Meditation erobert Wirtschaft und Politik

Meditation wird zur Mode. Sogar das World Economic Forum in Davos bietet inzwischen jeweils täglich seinen Teilnehmenden eine halbe Stunde Meditation an. Geführt wird diese von Matthieu Ricard. Er ist Mönch und Übersetzer des Dalai Lama und war früher Genforscher.

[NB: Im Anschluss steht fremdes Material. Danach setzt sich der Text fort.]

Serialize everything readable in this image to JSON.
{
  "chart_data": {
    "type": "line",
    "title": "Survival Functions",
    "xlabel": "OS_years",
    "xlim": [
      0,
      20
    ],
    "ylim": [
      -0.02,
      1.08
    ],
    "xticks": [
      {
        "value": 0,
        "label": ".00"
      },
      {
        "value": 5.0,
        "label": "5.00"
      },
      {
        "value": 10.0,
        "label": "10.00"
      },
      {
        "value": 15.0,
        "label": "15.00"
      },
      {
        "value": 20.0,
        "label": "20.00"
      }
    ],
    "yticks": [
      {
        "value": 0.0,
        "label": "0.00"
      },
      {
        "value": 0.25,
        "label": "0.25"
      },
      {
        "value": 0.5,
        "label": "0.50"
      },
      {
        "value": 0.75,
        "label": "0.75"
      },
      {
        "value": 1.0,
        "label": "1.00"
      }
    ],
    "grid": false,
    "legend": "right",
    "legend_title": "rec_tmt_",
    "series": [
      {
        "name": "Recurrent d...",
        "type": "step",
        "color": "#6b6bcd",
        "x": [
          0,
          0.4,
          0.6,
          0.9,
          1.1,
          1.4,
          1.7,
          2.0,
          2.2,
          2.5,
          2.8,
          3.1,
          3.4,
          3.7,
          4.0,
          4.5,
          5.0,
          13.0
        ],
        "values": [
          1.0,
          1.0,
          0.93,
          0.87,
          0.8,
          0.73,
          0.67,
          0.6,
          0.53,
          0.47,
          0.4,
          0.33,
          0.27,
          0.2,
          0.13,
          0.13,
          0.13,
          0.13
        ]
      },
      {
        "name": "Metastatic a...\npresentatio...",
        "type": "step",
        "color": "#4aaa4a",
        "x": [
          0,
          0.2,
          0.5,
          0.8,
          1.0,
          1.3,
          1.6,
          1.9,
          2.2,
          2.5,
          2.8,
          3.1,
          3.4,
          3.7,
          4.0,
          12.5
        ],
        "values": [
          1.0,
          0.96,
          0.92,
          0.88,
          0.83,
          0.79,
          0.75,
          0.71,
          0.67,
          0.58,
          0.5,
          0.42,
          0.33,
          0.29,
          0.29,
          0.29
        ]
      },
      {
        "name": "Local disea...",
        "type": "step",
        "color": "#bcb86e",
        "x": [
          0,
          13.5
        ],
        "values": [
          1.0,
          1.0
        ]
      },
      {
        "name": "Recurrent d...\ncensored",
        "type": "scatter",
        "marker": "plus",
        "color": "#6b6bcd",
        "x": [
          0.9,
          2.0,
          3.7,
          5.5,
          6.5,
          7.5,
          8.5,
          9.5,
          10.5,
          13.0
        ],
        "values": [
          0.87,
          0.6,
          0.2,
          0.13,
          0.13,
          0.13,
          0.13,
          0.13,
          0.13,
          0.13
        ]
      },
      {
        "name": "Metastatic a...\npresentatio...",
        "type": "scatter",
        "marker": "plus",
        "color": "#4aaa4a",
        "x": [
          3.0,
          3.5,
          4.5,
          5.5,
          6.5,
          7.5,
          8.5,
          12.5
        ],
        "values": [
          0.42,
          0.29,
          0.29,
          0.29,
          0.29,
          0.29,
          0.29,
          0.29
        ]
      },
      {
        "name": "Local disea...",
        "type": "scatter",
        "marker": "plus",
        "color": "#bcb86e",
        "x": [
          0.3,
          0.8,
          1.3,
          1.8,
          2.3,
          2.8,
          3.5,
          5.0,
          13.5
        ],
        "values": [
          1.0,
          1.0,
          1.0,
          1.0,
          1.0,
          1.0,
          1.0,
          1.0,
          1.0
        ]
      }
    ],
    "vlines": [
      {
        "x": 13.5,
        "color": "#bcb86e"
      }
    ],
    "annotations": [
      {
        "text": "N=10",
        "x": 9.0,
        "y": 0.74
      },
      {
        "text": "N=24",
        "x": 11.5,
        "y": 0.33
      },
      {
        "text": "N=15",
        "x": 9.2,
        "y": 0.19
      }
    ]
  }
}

Der Buddhistische Mönch Matthieu Ricard meditiert mit WEF-Teilnehmenden.
Bildlegende: Meditieren entrückt einen für einen Moment aus der realen Welt. SRF

Beim Meditieren gehe es den Managern nicht nur um Ruhe, sondern um eine Veränderung des persönlichen Verhaltens und damit des eigenen Führungsstils, sagt Ricard.

Das Prinzip
Meditieren tönt einfach: sitzen, einatmen, ausatmen, usw. Und doch ist es nicht einfach. Gedanken und Erinnerungen kommen hoch und beschäftigen einen, «sie turnen in unserem Hirn wie Affen», sagt der prominente buddhistische Mönch Matthieu Ricard. Diese Affen gelte es zu zähmen, damit man mit den Gedanken vertraut werde und beobachten könne, wie das Hirn funktioniere. Dafür brauche es Training.

Das Hirn verändert sich
Gemäss der Hirnforschung, verändert sich das Hirn bei einer täglichen 20minütigen Meditation bereits nach einem Monat.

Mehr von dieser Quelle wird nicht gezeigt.